Doç. Dr. Cem Arıtürk, muayeneden sonra kimi bulgular elde edilmişse görüntüleme prosedürlerine başvurmak gerektiğini belirterek, laflarına şöyle devam etti:
“Atardamarlara yönelik doppler ultrasonografi marazın durumu ile ilgili kesin bir haber vermese de marazın durumu, etkilenen damarlar ile ilgili yaklaşık bulgular elde edilmesine imkan tanır. Kesin tanı koymak ve tedaviyi yönlendirmek için anjiografik tanı tekniklerini kullanmak gerekmektedir.Manyetik rezonans (MR) yahut bilgisayarlı tomografi (BT) anjiografilerde darlıkların mekanı, noktası objektif olarak belirlenebilir ve 3 boyutlu anatomik özellikler saptanabilir. Konvansiyonel anjiografi ile de süreç sırasında hem tanı konabilir hem de tedavi gerektirir durumlarda balon, stent yahut vesair süreçlerin yapılması mümkündür.”
Periferik damar hastalıklarında tedavi seçenekleri nelerdir?
Bacak damar tıkanıklıklarında çok çeşitli tedavi yolu bulunduğunu belirten Dr. Cem Arıtürk, tedavi prosedürlerini şu biçimde sıraladı:
İlaç
Yürüme ile medikal takip
Anjiografik tedavi usulleri
Cerrahi teşebbüs
Arıtürk, laflarına şöyle devam etti:
"Hastalığın evrelerine nazaran tesirleri de farklı olduğundan tedavisi de bireye şahsi olarak farklılıklar göstermektedir.

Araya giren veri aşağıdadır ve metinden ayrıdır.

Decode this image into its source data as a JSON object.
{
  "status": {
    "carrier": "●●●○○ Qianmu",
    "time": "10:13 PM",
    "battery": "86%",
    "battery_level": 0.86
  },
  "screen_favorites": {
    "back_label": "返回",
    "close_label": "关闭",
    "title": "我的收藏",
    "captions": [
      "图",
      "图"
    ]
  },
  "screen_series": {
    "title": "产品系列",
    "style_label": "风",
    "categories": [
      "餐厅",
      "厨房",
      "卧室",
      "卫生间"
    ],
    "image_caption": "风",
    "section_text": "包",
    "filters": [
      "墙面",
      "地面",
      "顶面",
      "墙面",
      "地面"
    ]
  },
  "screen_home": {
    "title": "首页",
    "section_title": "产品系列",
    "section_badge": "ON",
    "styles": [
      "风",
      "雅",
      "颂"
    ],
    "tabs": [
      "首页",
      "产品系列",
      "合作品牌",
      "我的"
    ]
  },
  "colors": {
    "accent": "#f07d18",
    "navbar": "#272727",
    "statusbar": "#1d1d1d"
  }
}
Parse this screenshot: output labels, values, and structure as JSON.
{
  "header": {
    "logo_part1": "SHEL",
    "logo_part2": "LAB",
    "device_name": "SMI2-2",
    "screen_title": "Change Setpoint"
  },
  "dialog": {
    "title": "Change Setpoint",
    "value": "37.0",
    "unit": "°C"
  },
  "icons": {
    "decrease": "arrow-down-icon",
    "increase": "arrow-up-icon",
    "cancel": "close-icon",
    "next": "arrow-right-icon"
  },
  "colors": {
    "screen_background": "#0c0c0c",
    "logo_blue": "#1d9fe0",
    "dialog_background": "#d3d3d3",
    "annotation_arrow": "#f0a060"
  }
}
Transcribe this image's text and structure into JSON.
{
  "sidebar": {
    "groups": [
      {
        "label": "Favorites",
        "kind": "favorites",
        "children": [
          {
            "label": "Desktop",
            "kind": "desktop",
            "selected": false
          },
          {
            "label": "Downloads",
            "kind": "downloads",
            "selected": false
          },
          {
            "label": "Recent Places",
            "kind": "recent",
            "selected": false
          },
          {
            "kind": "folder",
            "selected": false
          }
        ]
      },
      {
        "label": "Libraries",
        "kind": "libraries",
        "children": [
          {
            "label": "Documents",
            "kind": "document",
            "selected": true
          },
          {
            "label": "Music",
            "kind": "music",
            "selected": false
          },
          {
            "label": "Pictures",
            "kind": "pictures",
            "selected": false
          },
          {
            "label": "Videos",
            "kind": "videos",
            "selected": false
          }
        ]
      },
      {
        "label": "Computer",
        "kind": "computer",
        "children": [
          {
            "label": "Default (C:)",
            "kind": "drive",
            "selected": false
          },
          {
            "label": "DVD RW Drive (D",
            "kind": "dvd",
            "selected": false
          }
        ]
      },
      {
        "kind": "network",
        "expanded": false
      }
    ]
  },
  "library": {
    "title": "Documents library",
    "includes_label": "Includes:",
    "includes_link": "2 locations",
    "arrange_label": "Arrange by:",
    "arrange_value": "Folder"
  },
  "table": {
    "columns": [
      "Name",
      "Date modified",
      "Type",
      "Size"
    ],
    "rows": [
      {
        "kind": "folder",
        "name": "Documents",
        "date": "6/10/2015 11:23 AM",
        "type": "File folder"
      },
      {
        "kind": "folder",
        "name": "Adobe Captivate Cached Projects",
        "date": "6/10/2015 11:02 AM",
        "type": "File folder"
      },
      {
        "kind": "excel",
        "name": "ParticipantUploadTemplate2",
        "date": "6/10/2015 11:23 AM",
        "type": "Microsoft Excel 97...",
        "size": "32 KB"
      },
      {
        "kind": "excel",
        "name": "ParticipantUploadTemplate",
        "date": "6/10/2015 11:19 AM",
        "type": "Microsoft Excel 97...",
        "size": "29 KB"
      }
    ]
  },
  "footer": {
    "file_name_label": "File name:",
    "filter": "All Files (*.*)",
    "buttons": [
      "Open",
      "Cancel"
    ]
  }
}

Bu yüzden bacak damar tıkanıklığı bulunan şahıslarda tedavi hastanın şikayetlerine, uzvun hayatiyetine, kişinin çevre beklentilerine bakılarak planlanmalıdır.
İstirahat ağrısı, ayakta bacakta kangren yahut güzelleşmeyen yara varlığında uzuv ve tahminen de ömür kaybı tehlikesi olduğundan kanlanmayı arttıracak girişimsel bir tedavi kesinlikle gereklidir.
Yol yürümekle gelen ağrı dışında şikayeti olmayan hastalarda tedavi tekniği; hastanın yaşı, içtimaî kaideleri, hayatının illetten ne kadar etkilendiği üzere faktörler göz önünde bulundurularak kararlaştırılmalıdır.
50 yaşında, canlı, çalışmakta olan bir hastada 1 km yürüme ile gelen ağrının tedavisinde cerrahi tedavi önerilebilirken, 80 yaşında, haftada 1-2 sefer mesken dışına çıkan ve 250 m yürüme ile ağrısı olan bir hastaya medikal tedavi ile takip mümkün olabilmektedir.”